La sécheresse met des vies en péril dans la Corne de l’Afrique dans l’indifférence générale

25/07/2019

Plus de 15 millions de personnes ont besoin d’aide humanitaire alors que la sécheresse frappe à nouveau certaines zones de l’Éthiopie, du Kenya et de la Somalie. Le monde persiste pourtant à ignorer les leçons qui ont été tirées suite aux terribles épisodes de sécheresse de 2011 et de 2017, mettant des millions de vie en danger, comme le dénonce Oxfam aujourd’hui dans son dernier rapport.

Oxfam appelle les gouvernements à soutenir de toute urgence le financement de l’aide à destination de ces trois pays. En effet, étant donné que seul un tiers des besoins sont actuellement couverts, il est à l’heure actuelle impossible d’aider toutes les personnes qui sont dans le besoin et d’éviter une crise humanitaire encore plus grave.

En raison du manque de précipitations, les récoltes ont été perdues et, avec elles, les moyens de subsistance et de résilience de la population. En conséquence, ces trois pays recensent actuellement 7,6 millions de personnes qui souffrent gravement de la faim. La situation est aggravée par le fait que des millions de personnes ont été contraintes d’abandonner leur foyer dans la région suite aux conflits et aux effets de la sécheresse.
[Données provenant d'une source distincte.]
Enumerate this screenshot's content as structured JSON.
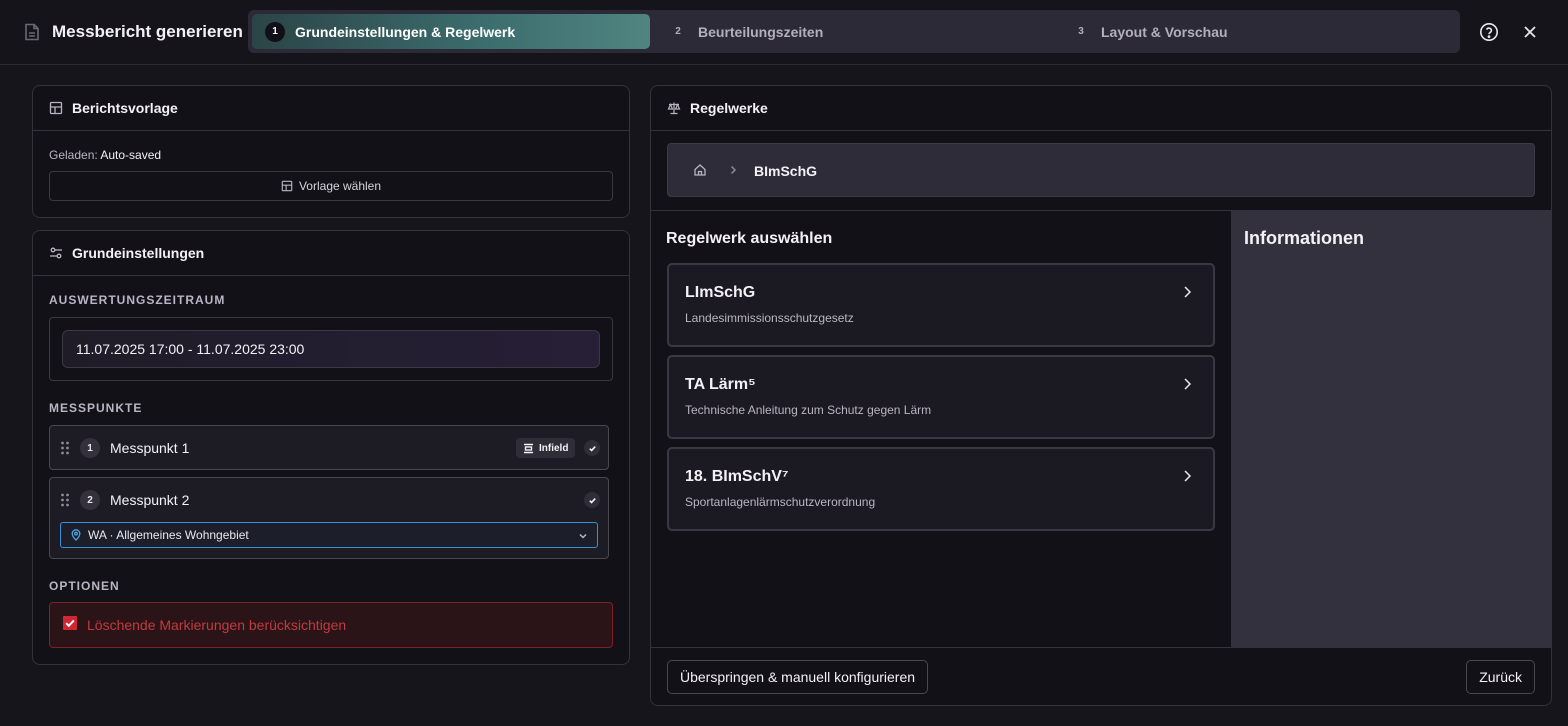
{
  "header": {
    "title": "Messbericht generieren",
    "steps": [
      {
        "num": "1",
        "label": "Grundeinstellungen & Regelwerk",
        "active": true
      },
      {
        "num": "2",
        "label": "Beurteilungszeiten",
        "active": false
      },
      {
        "num": "3",
        "label": "Layout & Vorschau",
        "active": false
      }
    ],
    "icons": {
      "doc": "document-icon",
      "help": "help-circle-icon",
      "close": "close-icon"
    }
  },
  "template_panel": {
    "title": "Berichtsvorlage",
    "loaded_label": "Geladen:",
    "loaded_value": "Auto-saved",
    "choose_button": "Vorlage wählen"
  },
  "basic_panel": {
    "title": "Grundeinstellungen",
    "range_label": "AUSWERTUNGSZEITRAUM",
    "range_value": "11.07.2025 17:00 - 11.07.2025 23:00",
    "points_label": "MESSPUNKTE",
    "points": [
      {
        "num": "1",
        "name": "Messpunkt 1",
        "badge": "Infield"
      },
      {
        "num": "2",
        "name": "Messpunkt 2",
        "zone": "WA · Allgemeines Wohngebiet"
      }
    ],
    "options_label": "OPTIONEN",
    "option_delete_marks": "Löschende Markierungen berücksichtigen"
  },
  "rules_panel": {
    "title": "Regelwerke",
    "breadcrumb_current": "BImSchG",
    "list_title": "Regelwerk auswählen",
    "rules": [
      {
        "title": "LImSchG",
        "desc": "Landesimmissionsschutzgesetz"
      },
      {
        "title": "TA Lärm⁵",
        "desc": "Technische Anleitung zum Schutz gegen Lärm"
      },
      {
        "title": "18. BImSchV⁷",
        "desc": "Sportanlagenlärmschutzverordnung"
      }
    ],
    "info_title": "Informationen",
    "skip_button": "Überspringen & manuell konfigurieren",
    "back_button": "Zurück"
  },
  "colors": {
    "background": "#17151c",
    "accent_teal": "#3d6e6f",
    "error_red": "#c23a3f",
    "focus_blue": "#3b8fd6"
  }
}
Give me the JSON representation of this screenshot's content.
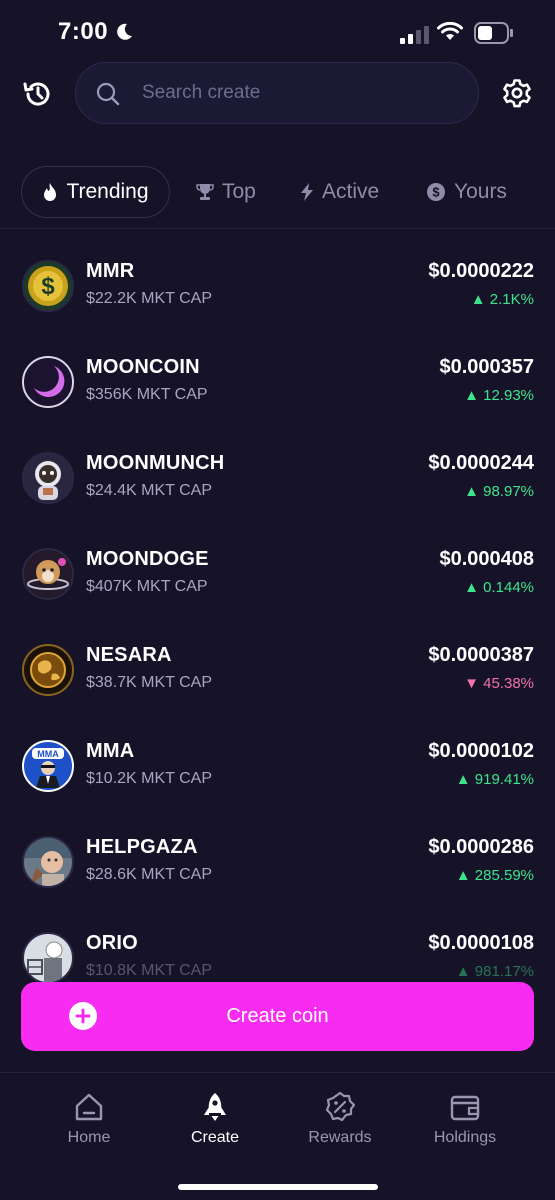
{
  "status": {
    "time": "7:00"
  },
  "search": {
    "placeholder": "Search create"
  },
  "tabs": [
    {
      "label": "Trending",
      "icon": "flame-icon",
      "active": true
    },
    {
      "label": "Top",
      "icon": "trophy-icon",
      "active": false
    },
    {
      "label": "Active",
      "icon": "lightning-icon",
      "active": false
    },
    {
      "label": "Yours",
      "icon": "coin-icon",
      "active": false
    }
  ],
  "coins": [
    {
      "name": "MMR",
      "cap": "$22.2K MKT CAP",
      "price": "$0.0000222",
      "change": "2.1K%",
      "direction": "up"
    },
    {
      "name": "MOONCOIN",
      "cap": "$356K MKT CAP",
      "price": "$0.000357",
      "change": "12.93%",
      "direction": "up"
    },
    {
      "name": "MOONMUNCH",
      "cap": "$24.4K MKT CAP",
      "price": "$0.0000244",
      "change": "98.97%",
      "direction": "up"
    },
    {
      "name": "MOONDOGE",
      "cap": "$407K MKT CAP",
      "price": "$0.000408",
      "change": "0.144%",
      "direction": "up"
    },
    {
      "name": "NESARA",
      "cap": "$38.7K MKT CAP",
      "price": "$0.0000387",
      "change": "45.38%",
      "direction": "down"
    },
    {
      "name": "MMA",
      "cap": "$10.2K MKT CAP",
      "price": "$0.0000102",
      "change": "919.41%",
      "direction": "up"
    },
    {
      "name": "HELPGAZA",
      "cap": "$28.6K MKT CAP",
      "price": "$0.0000286",
      "change": "285.59%",
      "direction": "up"
    },
    {
      "name": "ORIO",
      "cap": "$10.8K MKT CAP",
      "price": "$0.0000108",
      "change": "981.17%",
      "direction": "up"
    }
  ],
  "create_button": {
    "label": "Create coin"
  },
  "nav": [
    {
      "label": "Home",
      "icon": "home-icon"
    },
    {
      "label": "Create",
      "icon": "rocket-icon",
      "active": true
    },
    {
      "label": "Rewards",
      "icon": "percent-badge-icon"
    },
    {
      "label": "Holdings",
      "icon": "wallet-icon"
    }
  ],
  "colors": {
    "background": "#161329",
    "accent": "#f82bf0",
    "up": "#3ee48c",
    "down": "#f272ad"
  }
}
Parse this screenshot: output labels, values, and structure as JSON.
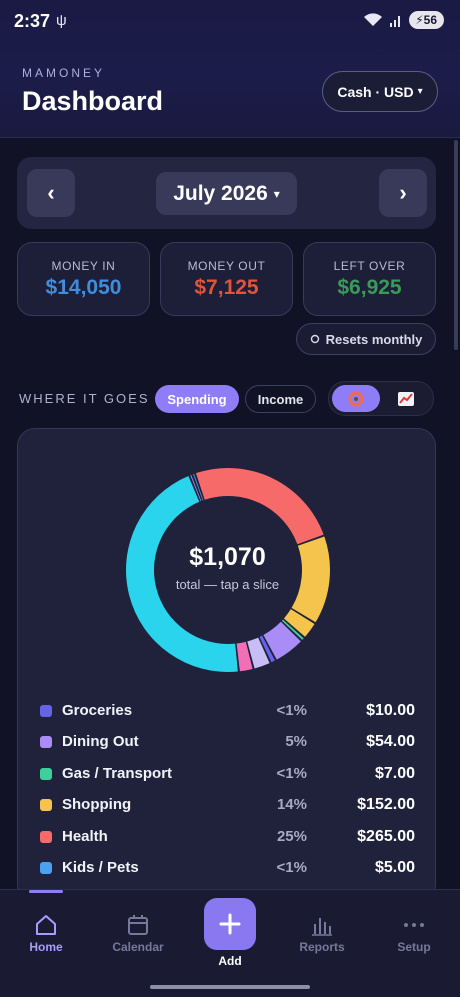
{
  "status_bar": {
    "time": "2:37",
    "usb_icon": "usb-icon",
    "battery": "56"
  },
  "header": {
    "app_name": "MAMONEY",
    "title": "Dashboard",
    "account_selector": "Cash · USD",
    "account_caret": "▾"
  },
  "month_nav": {
    "prev": "‹",
    "next": "›",
    "month": "July 2026",
    "caret": "▾"
  },
  "summary": [
    {
      "label": "MONEY IN",
      "value": "$14,050",
      "color": "#3f8ede"
    },
    {
      "label": "MONEY OUT",
      "value": "$7,125",
      "color": "#e0553a"
    },
    {
      "label": "LEFT OVER",
      "value": "$6,925",
      "color": "#3a9a58"
    }
  ],
  "resets_label": "Resets monthly",
  "where_it_goes": {
    "title": "WHERE IT GOES",
    "tabs": [
      "Spending",
      "Income"
    ],
    "active_tab": "Spending",
    "view_icons": [
      "donut-chart-icon",
      "line-chart-icon"
    ],
    "active_view": "donut-chart-icon"
  },
  "chart_data": {
    "type": "pie",
    "variant": "donut",
    "center_value": "$1,070",
    "center_caption": "total — tap a slice",
    "slices": [
      {
        "name": "Groceries",
        "pct_label": "<1%",
        "value": 10,
        "amount": "$10.00",
        "color": "#6465e6"
      },
      {
        "name": "Dining Out",
        "pct_label": "5%",
        "value": 54,
        "amount": "$54.00",
        "color": "#a98cf5"
      },
      {
        "name": "Gas / Transport",
        "pct_label": "<1%",
        "value": 7,
        "amount": "$7.00",
        "color": "#3ed09a"
      },
      {
        "name": "Shopping",
        "pct_label": "14%",
        "value": 152,
        "amount": "$152.00",
        "color": "#f4c44c"
      },
      {
        "name": "Health",
        "pct_label": "25%",
        "value": 265,
        "amount": "$265.00",
        "color": "#f66a6a"
      },
      {
        "name": "Kids / Pets",
        "pct_label": "<1%",
        "value": 5,
        "amount": "$5.00",
        "color": "#4aa0f2"
      }
    ],
    "unlisted_slices": [
      {
        "value": 30,
        "color": "#f4c44c"
      },
      {
        "value": 30,
        "color": "#c7bef5"
      },
      {
        "value": 25,
        "color": "#f06fb6"
      },
      {
        "value": 5,
        "color": "#a98cf5"
      },
      {
        "value": 487,
        "color": "#29d4ec"
      }
    ]
  },
  "bottom_nav": {
    "items": [
      {
        "label": "Home",
        "icon": "home-icon",
        "active": true
      },
      {
        "label": "Calendar",
        "icon": "calendar-icon",
        "active": false
      },
      {
        "label": "Add",
        "icon": "plus-icon",
        "active": false
      },
      {
        "label": "Reports",
        "icon": "bar-chart-icon",
        "active": false
      },
      {
        "label": "Setup",
        "icon": "more-icon",
        "active": false
      }
    ]
  }
}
Agir rapidement pour éviter que la catastrophe de 2011 ne se reproduise

Les enseignements tirés de la famine de 2011, qui a fait plus de 260 000 morts, ont permis d’éviter une autre famine en 2017 : un rapide apport de fonds à grande échelle avait permis une intervention humanitaire efficace. Mais des millions de personnes ne se sont pas encore complètement remises de la sécheresse de 2017, qui les a rendues encore plus vulnérables aux répercussions de ce nouvel épisode de sécheresse. Toutefois, au même stade il y a deux ans, l’intervention humanitaire avait déjà été financée à 75 %.

Comme l’affirme Lydia Zigomo, directrice régionale d’Oxfam pour la Corne de l’Afrique : « L’une des leçons que nous avons tirées de nos échecs collectifs suite à la famine de 2011 est qu’il est indispensable d’agir rapidement et sans hésitation pour sauver des vies. Mais les engagements internationaux pris pour qu’un tel drame ne se reproduise plus sont en train de faiblir. Une fois encore, ce sont les plus pauvres et les plus vulnérables qui souffrent le plus. Nous ne pouvons pas nous permettre d’attendre que les images d’enfants faméliques et d’animaux morts viennent inonder nos écrans de télévision. C’est maintenant qu’il faut agir pour éviter la catastrophe.»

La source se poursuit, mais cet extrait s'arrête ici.